「追加料金なしはカレーだけじゃん…」 ゴルフ場のレストランで追加料金メニューが増えたワケ

「昼食付きプランで予約したのに、追加料金のないメニューが少ない……」。最近、そんなゴルフ場が増えているといいます。その理由とは?

「昼食つきプラン」は料金を安く見せるための戦略だった

 前出のゴルフ場関係者によると、ゴルフ場のプレー料金は、以前は昼食別で表記するほうが一般的だったそうです。

「プレー料金を安く見せるのであれば、昼食別のほうが安く見えます。だけど、それだと昼食代の高さが目立ってしまいます」

「その対策として、どこかのゴルフ場がプレー料金1万円(昼食別)を1万1000円(昼食つき)という表記にしました。『明朗会計で合計料金が安くなります』と打ち出し、他のゴルフ場も追随し、昼食つきの料金表記の流れになっていったと記憶しています」

レストランを廃止してストレッチルームとして利用しているマグレガーCC
レストランを廃止してストレッチルームとして利用しているマグレガーCC

「ただ、料理によって原価が違いますから、すべての料理を昼食つきプランに含めるわけにはいきません。
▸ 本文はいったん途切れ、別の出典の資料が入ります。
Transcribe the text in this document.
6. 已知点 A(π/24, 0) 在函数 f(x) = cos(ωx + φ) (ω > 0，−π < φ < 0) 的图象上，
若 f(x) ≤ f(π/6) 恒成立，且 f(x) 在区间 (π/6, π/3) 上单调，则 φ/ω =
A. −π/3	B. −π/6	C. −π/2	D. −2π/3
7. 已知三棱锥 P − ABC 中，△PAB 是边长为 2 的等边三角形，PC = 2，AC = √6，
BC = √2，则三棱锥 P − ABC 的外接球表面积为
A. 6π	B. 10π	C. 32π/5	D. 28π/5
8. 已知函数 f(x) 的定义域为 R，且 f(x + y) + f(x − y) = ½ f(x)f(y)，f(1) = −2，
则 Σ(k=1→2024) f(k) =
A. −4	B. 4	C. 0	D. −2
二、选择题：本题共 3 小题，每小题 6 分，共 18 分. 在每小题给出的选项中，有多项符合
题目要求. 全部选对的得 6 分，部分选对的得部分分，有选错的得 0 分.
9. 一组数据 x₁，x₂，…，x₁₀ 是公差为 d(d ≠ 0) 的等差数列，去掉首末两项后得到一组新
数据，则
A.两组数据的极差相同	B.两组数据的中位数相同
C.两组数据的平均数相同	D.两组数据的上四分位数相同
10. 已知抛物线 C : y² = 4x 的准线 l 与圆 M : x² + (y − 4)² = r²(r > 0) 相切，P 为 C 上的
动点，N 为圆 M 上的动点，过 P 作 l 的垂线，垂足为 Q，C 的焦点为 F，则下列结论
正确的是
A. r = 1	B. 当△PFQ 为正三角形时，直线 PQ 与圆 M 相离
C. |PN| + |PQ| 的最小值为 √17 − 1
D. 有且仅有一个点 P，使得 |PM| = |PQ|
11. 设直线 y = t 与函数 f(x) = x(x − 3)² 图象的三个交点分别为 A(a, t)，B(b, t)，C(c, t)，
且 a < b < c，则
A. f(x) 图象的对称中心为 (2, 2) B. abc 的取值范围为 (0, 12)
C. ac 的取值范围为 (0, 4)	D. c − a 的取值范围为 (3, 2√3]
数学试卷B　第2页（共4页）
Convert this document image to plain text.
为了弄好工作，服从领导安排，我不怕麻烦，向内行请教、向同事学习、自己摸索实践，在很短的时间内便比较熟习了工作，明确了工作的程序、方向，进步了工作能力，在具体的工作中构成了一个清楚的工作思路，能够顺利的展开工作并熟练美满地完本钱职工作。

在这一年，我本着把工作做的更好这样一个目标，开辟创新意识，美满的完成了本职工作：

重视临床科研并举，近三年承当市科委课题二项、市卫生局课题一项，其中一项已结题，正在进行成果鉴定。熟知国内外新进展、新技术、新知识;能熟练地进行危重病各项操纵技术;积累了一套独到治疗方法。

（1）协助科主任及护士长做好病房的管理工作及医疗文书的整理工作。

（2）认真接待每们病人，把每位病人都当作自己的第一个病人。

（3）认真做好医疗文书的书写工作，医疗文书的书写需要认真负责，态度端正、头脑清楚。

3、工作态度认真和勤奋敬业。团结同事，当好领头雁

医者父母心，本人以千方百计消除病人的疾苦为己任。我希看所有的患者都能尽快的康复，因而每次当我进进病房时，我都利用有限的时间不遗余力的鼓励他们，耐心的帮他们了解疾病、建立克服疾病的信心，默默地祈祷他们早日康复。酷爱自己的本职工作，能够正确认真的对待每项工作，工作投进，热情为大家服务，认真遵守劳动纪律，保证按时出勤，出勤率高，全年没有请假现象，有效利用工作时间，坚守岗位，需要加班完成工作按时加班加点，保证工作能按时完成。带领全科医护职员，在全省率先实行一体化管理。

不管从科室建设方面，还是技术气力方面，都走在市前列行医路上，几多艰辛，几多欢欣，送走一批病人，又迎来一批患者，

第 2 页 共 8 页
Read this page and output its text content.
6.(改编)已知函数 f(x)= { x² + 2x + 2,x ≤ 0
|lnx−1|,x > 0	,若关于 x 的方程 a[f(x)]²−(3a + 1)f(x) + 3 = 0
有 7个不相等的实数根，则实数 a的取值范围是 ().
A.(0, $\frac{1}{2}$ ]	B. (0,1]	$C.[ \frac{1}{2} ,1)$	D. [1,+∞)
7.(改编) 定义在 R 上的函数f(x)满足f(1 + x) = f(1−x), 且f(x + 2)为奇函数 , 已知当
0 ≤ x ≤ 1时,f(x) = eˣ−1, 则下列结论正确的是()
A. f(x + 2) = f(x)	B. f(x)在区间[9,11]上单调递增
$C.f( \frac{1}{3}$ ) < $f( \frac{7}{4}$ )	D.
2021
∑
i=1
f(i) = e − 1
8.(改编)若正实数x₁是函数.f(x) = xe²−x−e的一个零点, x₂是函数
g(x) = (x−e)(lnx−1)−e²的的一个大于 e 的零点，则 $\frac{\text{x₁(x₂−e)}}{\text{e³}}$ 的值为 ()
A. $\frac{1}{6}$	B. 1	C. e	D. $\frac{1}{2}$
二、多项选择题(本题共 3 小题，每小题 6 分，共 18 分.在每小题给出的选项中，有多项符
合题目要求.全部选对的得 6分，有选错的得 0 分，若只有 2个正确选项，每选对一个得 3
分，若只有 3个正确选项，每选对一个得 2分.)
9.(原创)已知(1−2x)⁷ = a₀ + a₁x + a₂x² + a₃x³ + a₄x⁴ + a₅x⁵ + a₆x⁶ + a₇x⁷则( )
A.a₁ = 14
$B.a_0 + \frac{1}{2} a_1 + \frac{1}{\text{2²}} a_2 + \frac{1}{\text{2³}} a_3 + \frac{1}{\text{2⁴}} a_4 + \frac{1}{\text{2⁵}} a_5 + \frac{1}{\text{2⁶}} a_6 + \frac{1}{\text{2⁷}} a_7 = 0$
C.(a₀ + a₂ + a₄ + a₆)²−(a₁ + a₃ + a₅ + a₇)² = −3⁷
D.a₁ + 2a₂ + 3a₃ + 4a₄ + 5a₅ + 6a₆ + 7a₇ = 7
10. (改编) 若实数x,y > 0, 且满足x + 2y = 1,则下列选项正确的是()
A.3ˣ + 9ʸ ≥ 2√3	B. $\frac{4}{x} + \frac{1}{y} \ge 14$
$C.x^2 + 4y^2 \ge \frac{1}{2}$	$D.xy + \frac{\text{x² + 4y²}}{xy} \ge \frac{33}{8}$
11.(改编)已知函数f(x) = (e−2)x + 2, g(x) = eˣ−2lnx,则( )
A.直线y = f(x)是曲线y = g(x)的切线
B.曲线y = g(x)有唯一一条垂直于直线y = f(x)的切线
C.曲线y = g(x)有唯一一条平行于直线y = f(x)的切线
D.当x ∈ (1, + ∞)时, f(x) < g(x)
料理の内容に応じて差額料金が発生するという今のシステムが確立されていったのではないでしょうか」

 ゴルファーの心理としても、追加料金が200~300円程度であれば、その日の気分やお腹の空き具合によって、好きな物を食べたいという発想にもなりやすいのでしょう。

 だが、そもそもの問題としてゴルフ場の来場者は1日最大200人程度にもかかわらず、あんなに大きなレストランがあり、人数分の料理を作って提供するために何人ものスタッフが働いています。

 それが理由でレストランのメニューが高いのであれば、今後はさらなる人手不足が起こることは間違いありません。食材費と人件費の高騰でゴルフ場のレストランが2000円以上のメニューばかりになったら、昼食を食べなくていいプランにゴルファーが一気に流れる可能性があります。

 2022年1月1日からレストランをクローズし、完全スループレーを実施しているマグレガーカントリークラブ(千葉県)は、昼食なしでサクッとラウンドを終えたいゴルファーに好評を博しています。

 コロナ禍で下がったレストランの客単価を回復させるために、追加料金が発生するメニューを増やしているとしたらナンセンスです。今こそアフターコロナのゴルフ場レストランのあり方をゼロベースで見直すタイミングだと思います。